Everyone’s getting a heads up about keeping your head up. Wrapping up, head to the side, too. This shouldn’t be too difficult to coach and learn; just get an old Football 101 textbook and it’s right there, how to tackle effectively and safely.
Changing rules is one thing. Hearts and minds is another.
The big hit — dangerous or not — often serves as a momentum-changer in an emotional, physical sport. For many fans it is what attracts them to the game, as much or more as a long touchdown pass.
"The traditionalists are going to struggle with what’s coming down," Gusman said. "The game of football is under attack. Either it changes from within or it will be changed from outside."
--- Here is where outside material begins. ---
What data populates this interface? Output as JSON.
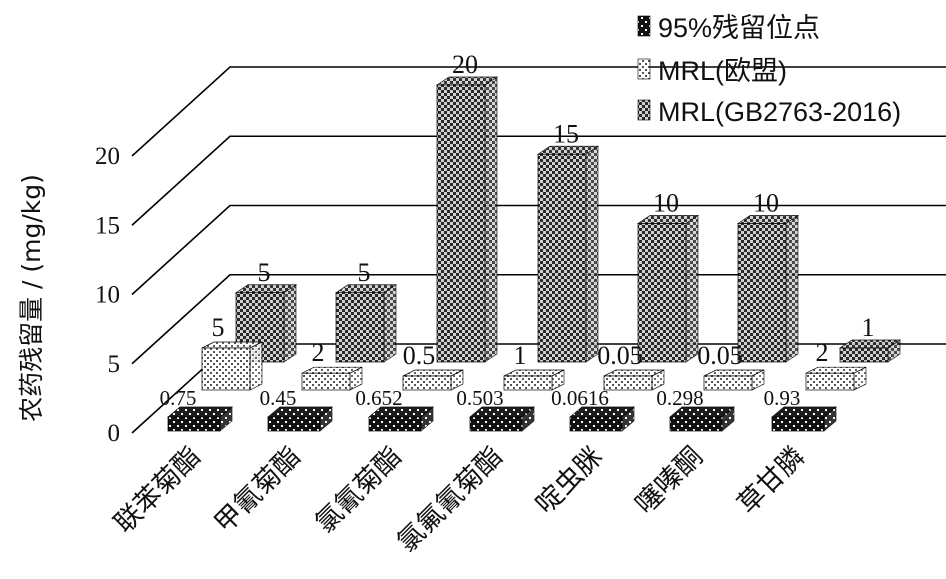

Medical research, litigation, chronic injuries and even suicides of former players give football no choice but to change, even at the risk of losing fans. If it doesn’t, it will eventually lose its players.
"There will be so much information about the dangers that for a parent to let their child play would be crazy," Gusman said.
It’s been drilled into us that our guy drilling into their guy is a beautiful thing. Whether it was done too dangerously has been open to interpretation, usually skewed by allegiance.
If you’re a Fresno State fan, that concussion-inducing whack by linebacker Marcus Riley in 2007 on Colt Brennan was a thing of beauty, and legal. Hawaii fans see it differently. There wasn’t even a flag on the play. Six years later it could merit ejection.
"(The call) might be different today," Gusman said. "But please don’t put us in a box."
Wouldn’t dream of it. The officials’ jobs were already hard enough. Now they must be even more precise in policing the brutality of a sport based on brutality.